As I’ve mentioned above, the Arlo Essential XL Spotlight Camera is rated for a battery life of 12 months, and that’s the biggest step up from the non-XL version. Whether or not that ambitious goal is achievable by this camera, it will last several months, easily. And as long as you aren’t placing this in a spot that requires too much effort when it comes to having to detach the camera, you’re fine. You simply take it inside and juice it up…or you can just buy a solar panel and not have to worry about a thing.
Verdict & Value
With an improved battery life, the XL makes much more sense than the non-XL version, which was held back by a disappointing battery life. As long as you’re smart with your placement, this is a necessary addition to any existing Arlo set-up or a good entry to the ecosystem. Given its only $279, when the Arlo Pro 3 starts at $419, the XL is a massive value proposition and something which has officially pushed Arlo to top of the crop when it comes to smart security tech.

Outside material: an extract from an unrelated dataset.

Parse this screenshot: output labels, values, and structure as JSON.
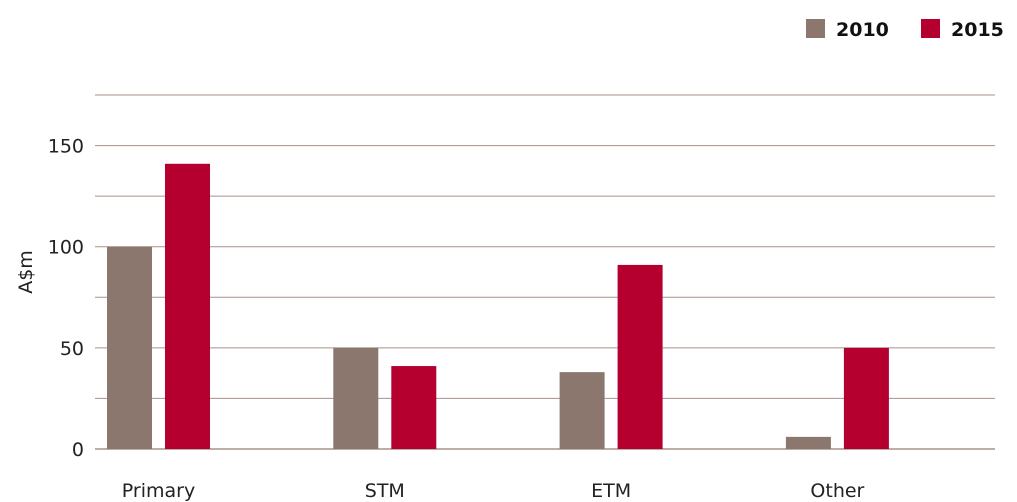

If they can offer this much value with their new Wire-Free Video Doorbell, also from the Essential Series, then consider Arlo the gold standard.
FOUR STARS (OUT OF FIVE)
Highlights: Better battery life; easy to install and detach; motion detection not overly sensitive; excellent price.
Lowlights: Audio could be better; siren could be louder; a bit of blur at night
Review based on unit supplied by Arlo.